Your proxy works because ad blockers haven't visited your domain to catalog your setup. They don't know what to block.

What about DNS uncloaking?

DNS uncloaking (also called CNAME uncloaking) is a technique where a DNS resolver follows the CNAME chain of a subdomain to check whether it ultimately points to a known analytics provider. If it does, the resolver blocks the request before it ever reaches the browser.

This is only possible at the DNS level — it requires a custom DNS resolver or network-level tool like NextDNS or Pi-hole. Browser ad blocker extensions (like uBlock Origin) cannot perform DNS lookups. They only see HTTP requests after DNS resolution has already happened, so they rely on static blocklists of known domains and URL patterns.
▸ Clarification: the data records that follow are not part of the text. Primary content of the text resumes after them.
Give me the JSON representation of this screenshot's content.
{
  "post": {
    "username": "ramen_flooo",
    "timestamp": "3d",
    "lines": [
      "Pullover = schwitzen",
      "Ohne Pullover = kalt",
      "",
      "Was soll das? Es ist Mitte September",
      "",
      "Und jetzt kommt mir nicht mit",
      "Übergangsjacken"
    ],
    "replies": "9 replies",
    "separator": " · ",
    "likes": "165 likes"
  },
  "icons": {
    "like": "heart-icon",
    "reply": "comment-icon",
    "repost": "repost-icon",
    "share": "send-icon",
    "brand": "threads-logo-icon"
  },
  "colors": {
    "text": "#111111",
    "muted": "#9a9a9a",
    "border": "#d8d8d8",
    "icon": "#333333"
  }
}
DNS resolvers with uncloaking support maintain their own lists of known analytics domains. When your subdomain's CNAME chain resolves to one of these domains, the resolver can detect and block it. For the small percentage of users running these DNS configurations, a reverse proxy may not fully bypass blocking.

Does PostHog provide static IP addresses?

No. Our domains use AWS infrastructure with load balancing, which rotates IPs for performance and reliability.

If your firewall requires IP allowlisting, you have two options:

Option 1: Use domain-based filtering

Allow outbound HTTPS traffic on port 443 to *.posthog.com, or allow specific domains: us.i.posthog.com and us-assets.i.posthog.com. Replace us with eu for EU region.

Option 2: Deploy a reverse proxy with a static IP

This is the recommended approach for enterprise environments with strict firewall policies.

  1. Deploy a reverse proxy in your infrastructure
  2. Assign your proxy a static IP address
  3. Allowlist only your proxy's IP in your firewall

This gives you full control over network routing without depending on PostHog's infrastructure.